Exponents in math are typically superscript numbers or variables written beside another number or variable. Exponentiation is any mathematical operation which uses exponents. Each form of exponent must follow unique rules in order to be solved; in addition, some exponential forms are central to real life rules and applications.

The notation of an exponent in math is a pair of numbers, symbols or both. The number written normally is called the base number, while the number written in superscript is the exponent. The root form of most exponents is a number multiplied with itself by the exponent’s number of times. For example, the notation 5 x 5 x 5 is the root form of the exponentiation, 5 raised to 3, sometimes written as 5^3.

In the order of operations, PEMDAS, solving exponents is second order. Exponents are resolved after all equations in parenthesis have been completed, but before doing any multiplication and division. Complex exponential notations act as equations in themselves and must be solved first prior to the primary equation.

Math uses specific terminology for some common exponents. The term “squared” is used for numbers raised to the power of 2. “Cubed” is used for numbers raised to the power of 3. Other exponents have particular rules for them. For example, a number raised to 1 is itself and any number raised to 0, except 0, is always 1.

In algebra, both variables have to have the same base and exponent to be added or subtracted. For example while x^2 added to x^2results to 2x^2, x^2 added to x^3 cannot be solved as is. To solve these types of equations, each exponent has to be factored out until both variables are in their base form or have the same exponent.

In algebra, if the same variable with different exponents are multiplied or divided against each other, the exponents add or subtract themselves respectively. For example, x^2 multiplied by x^2 would equal x^4. X^3 divided by x^2 would equal x^1, or simply, x. Additionally, an exponential is divided by itself if it has a negative exponent. For example, x^-2 would result in 1 divided by x^2.

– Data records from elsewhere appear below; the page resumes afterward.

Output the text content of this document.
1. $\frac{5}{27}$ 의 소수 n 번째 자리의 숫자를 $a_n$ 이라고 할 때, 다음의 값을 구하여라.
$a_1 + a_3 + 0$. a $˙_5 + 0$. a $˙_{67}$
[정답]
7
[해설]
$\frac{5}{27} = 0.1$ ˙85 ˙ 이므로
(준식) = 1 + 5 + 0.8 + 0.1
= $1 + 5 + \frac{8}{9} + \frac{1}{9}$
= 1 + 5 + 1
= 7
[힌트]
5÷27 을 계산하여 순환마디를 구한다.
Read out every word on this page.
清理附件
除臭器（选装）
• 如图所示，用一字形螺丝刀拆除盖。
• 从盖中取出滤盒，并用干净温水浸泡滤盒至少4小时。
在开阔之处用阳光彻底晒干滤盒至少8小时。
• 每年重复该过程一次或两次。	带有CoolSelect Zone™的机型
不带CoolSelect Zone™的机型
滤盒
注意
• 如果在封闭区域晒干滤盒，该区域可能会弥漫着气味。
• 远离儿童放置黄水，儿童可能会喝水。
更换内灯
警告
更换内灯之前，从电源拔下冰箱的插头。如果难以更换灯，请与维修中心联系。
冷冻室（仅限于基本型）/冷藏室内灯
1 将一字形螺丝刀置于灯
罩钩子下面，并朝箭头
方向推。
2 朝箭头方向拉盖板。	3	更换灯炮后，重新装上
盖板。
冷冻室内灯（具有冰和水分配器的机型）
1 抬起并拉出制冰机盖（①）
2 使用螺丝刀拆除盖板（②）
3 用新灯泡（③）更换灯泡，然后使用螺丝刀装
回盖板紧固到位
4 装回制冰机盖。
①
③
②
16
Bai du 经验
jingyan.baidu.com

Exponents have been used in multiple scientific applications. For example, half-life is an exponential notation which states how many years a compound has before it reaches half of its lifespan. It is also used in business as well; stock prices are estimated by using exponential growth rates based on historical data. Lastly, it has daily life implications as well. Most driving schools warn drivers about the implications of speeding: if the car speed is simply doubled, the braking distance is typically multiplied by an exponential factor.